I think both the sponsor and our team is so surprised by how much work we can do in so little time, and I'm excited to be able to cross things off our list of work goals as the next 4 weeks go by. Our sponsor is awesome and so are the staff. Most of the instructors are really cool young people that we can hang out with. Not to mention we have the most amazing chefs who cook our breakfasts and dinners during the week. AND we have a cat! His name is Hercules and he is super snuggly and nice to have around.

That's it from me so far. I'm hoping to get some pics of our new digs (included our canvas tent with wood-burning stove) in my next post, maybe even before Thanksgiving. Speaking of, we're having another team in our unit come up from Denver to stay and have Thanksgiving with us and we are so pumped to have them here and show them around and cook and eat and play/watch football.

So until next time!


Saturday, November 5, 2011

What IS AmeriCorps and what am I doing here?

Hey everyone,

I thought it would be useful to write a post about what AmeriCorps NCCC is since I'll be talking a whole lot about what I'm doing with it and in case anyone out there is considering the program. So, in short, I'll feed you our "elevator phrase":

"AmeriCorps NCCC members are 18-24 years old and spend 10 months getting things done for America while developing their own leadership skills. We serve on teams to help communities prepare and respond to disasters, build homes, and help the environment. To learn more or to apply go to www.americorps.gov "

That's the short of it. In more detail, we are one of 5 branches of the Corporation for National Community Service, which also includes AmeriCorps Vista, AmeriCorps State and National (that's who I worked for this summer with DREAM), Senior Corps, and Learn and Serve (which is inactive this year because of lack of funding). NCCC is different from these other programs because instead of working with another organization, all members work together on campuses (Mississippi, California, Maryland, Iowa, and Colorado) and spikes (service trips) to serve communities across America.

The Denver campus, where I am, is assigned to the states in the southwestern USA (Colorado, Arizona, New Mexico, Oklahoma, Arkansas, Kansas, Texas, and Missouri).
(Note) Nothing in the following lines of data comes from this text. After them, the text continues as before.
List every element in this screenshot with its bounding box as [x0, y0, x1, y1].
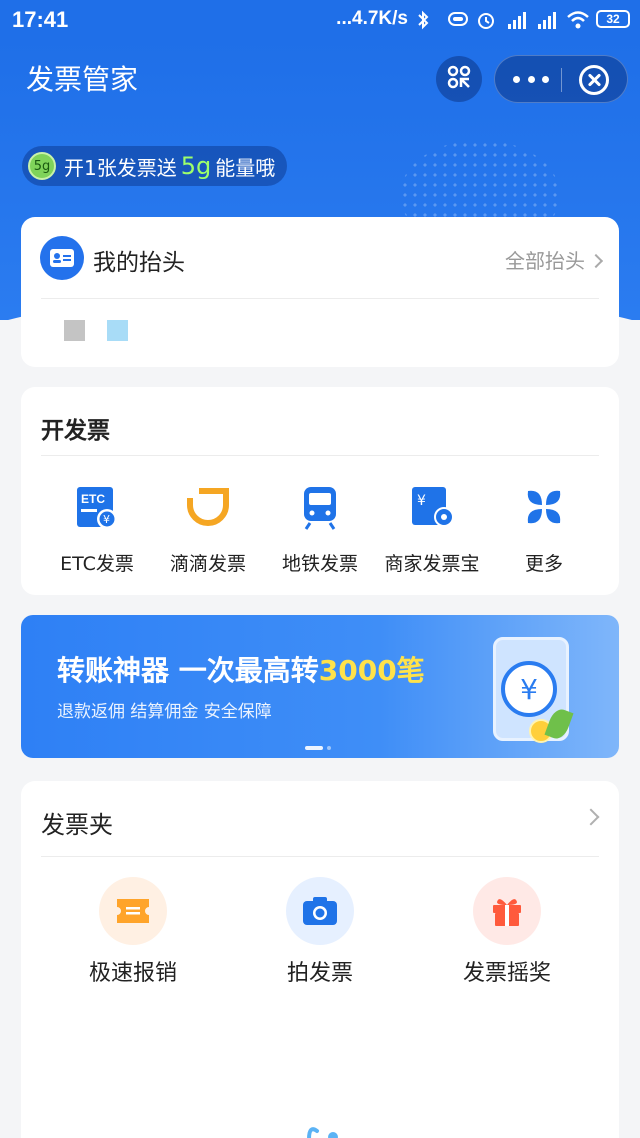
my-title-label: 我的抬头: [93, 250, 185, 276]
svg-text:¥: ¥: [417, 493, 426, 509]
divider: [41, 298, 599, 299]
title-placeholder-blue: [107, 320, 128, 341]
scan-icon: [446, 64, 472, 94]
energy-text-before: 开1张发票送: [64, 155, 177, 180]
banner-headline-text: 转账神器 一次最高转: [57, 654, 319, 687]
divider: [41, 455, 599, 456]
merchant-invoice-icon: ¥: [408, 483, 456, 531]
invoice-folder-heading[interactable]: 发票夹: [41, 805, 113, 840]
battery-icon: 32: [596, 10, 630, 28]
signal-hd-icon: [506, 10, 528, 29]
status-icons: ...4.7K/s 32: [336, 8, 630, 30]
alarm-icon: [476, 10, 498, 29]
banner-headline: 转账神器 一次最高转3000笔: [57, 649, 425, 689]
banner-headline-highlight: 3000笔: [318, 654, 425, 687]
page-title: 发票管家: [26, 63, 139, 96]
more-dots-icon[interactable]: [513, 68, 549, 90]
service-didi[interactable]: 滴滴发票: [148, 483, 268, 576]
chevron-right-icon[interactable]: [582, 808, 600, 826]
carousel-indicator: [305, 746, 331, 750]
all-titles-link[interactable]: 全部抬头: [505, 245, 604, 274]
loading-deco-icon: [303, 1121, 343, 1138]
banner-subtitle: 退款返佣 结算佣金 安全保障: [57, 702, 272, 722]
promo-banner[interactable]: 转账神器 一次最高转3000笔 退款返佣 结算佣金 安全保障 ¥: [21, 615, 619, 758]
folder-item-label: 拍发票: [286, 961, 353, 986]
quick-reimburse-button[interactable]: 极速报销: [63, 877, 203, 987]
service-more[interactable]: 更多: [484, 483, 604, 576]
svg-text:¥: ¥: [103, 513, 110, 526]
id-card-icon: [40, 236, 84, 280]
photo-invoice-button[interactable]: 拍发票: [250, 877, 390, 987]
energy-promo[interactable]: 5g 开1张发票送 5g 能量哦: [22, 146, 287, 186]
service-label: ETC发票: [60, 553, 134, 575]
energy-text-after: 能量哦: [215, 155, 276, 180]
service-merchant[interactable]: ¥ 商家发票宝: [372, 483, 492, 576]
signal-hd-icon-2: [536, 10, 558, 29]
energy-amount: 5g: [180, 152, 212, 180]
etc-icon: ETC ¥: [73, 483, 121, 531]
capsule-divider: [561, 68, 562, 92]
energy-badge-icon: 5g: [28, 152, 56, 180]
status-time: 17:41: [12, 7, 69, 32]
didi-icon: [184, 483, 232, 531]
ticket-icon: [99, 877, 167, 945]
vibrate-icon: [446, 10, 468, 28]
bluetooth-icon: [416, 10, 438, 30]
yuan-coin-icon: ¥: [501, 661, 557, 717]
svg-text:ETC: ETC: [81, 492, 105, 506]
camera-icon: [286, 877, 354, 945]
scan-button[interactable]: [436, 56, 482, 102]
service-label: 更多: [524, 553, 563, 575]
gift-icon: [473, 877, 541, 945]
miniapp-capsule: [494, 55, 628, 103]
folder-item-label: 极速报销: [88, 961, 177, 986]
issue-invoice-card: 开发票 ETC ¥ ETC发票 滴滴发票 地铁发票 ¥ 商家发票宝 更多: [21, 387, 619, 595]
metro-icon: [296, 483, 344, 531]
network-speed: ...4.7K/s: [336, 8, 408, 29]
chevron-right-icon: [588, 253, 604, 269]
divider: [41, 856, 599, 857]
invoice-lottery-button[interactable]: 发票摇奖: [437, 877, 577, 987]
issue-invoice-heading: 开发票: [41, 418, 110, 444]
service-etc[interactable]: ETC ¥ ETC发票: [37, 483, 157, 576]
status-bar: 17:41 ...4.7K/s 32: [0, 0, 640, 40]
invoice-folder-card: 发票夹 极速报销 拍发票 发票摇奖: [21, 781, 619, 1138]
more-grid-icon: [520, 483, 568, 531]
close-circle-icon[interactable]: [579, 65, 609, 95]
service-label: 地铁发票: [281, 553, 358, 575]
folder-item-label: 发票摇奖: [462, 961, 551, 986]
wifi-icon: [566, 10, 589, 29]
title-placeholder-gray: [64, 320, 85, 341]
service-metro[interactable]: 地铁发票: [260, 483, 380, 576]
service-label: 滴滴发票: [169, 553, 246, 575]
my-title-card[interactable]: 我的抬头 全部抬头: [21, 217, 619, 367]
all-titles-label: 全部抬头: [505, 249, 585, 273]
service-label: 商家发票宝: [384, 553, 480, 575]
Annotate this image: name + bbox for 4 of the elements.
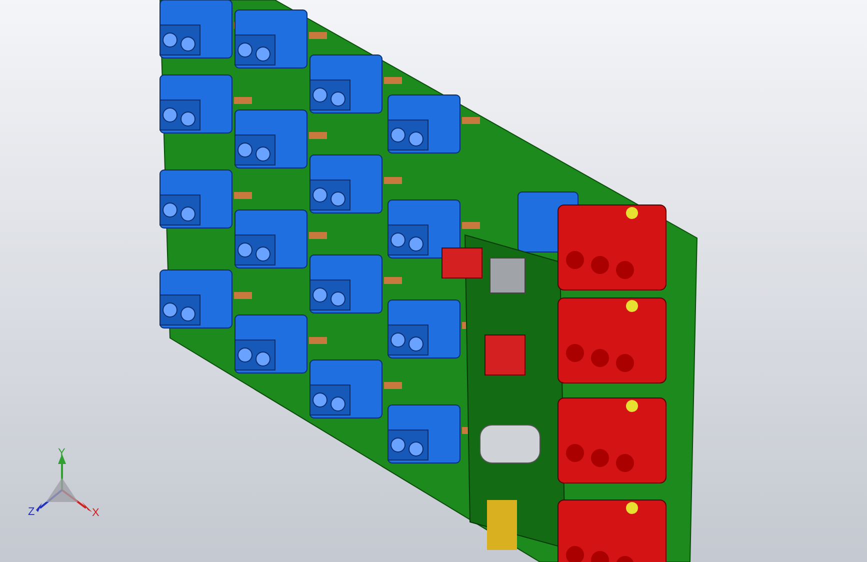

This means that, aside from disaster deployment, I will always be in one of these states doing my service.

This spike (which is only 1 month instead of the usual 2) I will be nearby in Jamestown, Colorado (population 200, literally). It's about 30 minutes outside of Boulder, up in the mountains. My team and I are working at the Calwood educational center, an environmental education center. We'll be doing a lot of tree branch cutting and wood chipping, as well as hopefully getting the chance to work with the kids in the program. We have access to a nice lodge with everything we need, but we'll be sleeping outside in big heated tents. I have to say, I'm excited that this project is short, because it's going to be cold up there for sure.

I was actually just at Calwood last weekend when I did a chainsaw training (crazy right?) In fact, I now know how to work a chainsaw, sawsall, circular saw, and power drill...a true renaissance woman.

Right now I'm curled up downtown in the most amazing bookstore, Tattered Cover. It's a huge place full of books and lots of seating to cuddle up with. I'll probably end up buying a few things of course.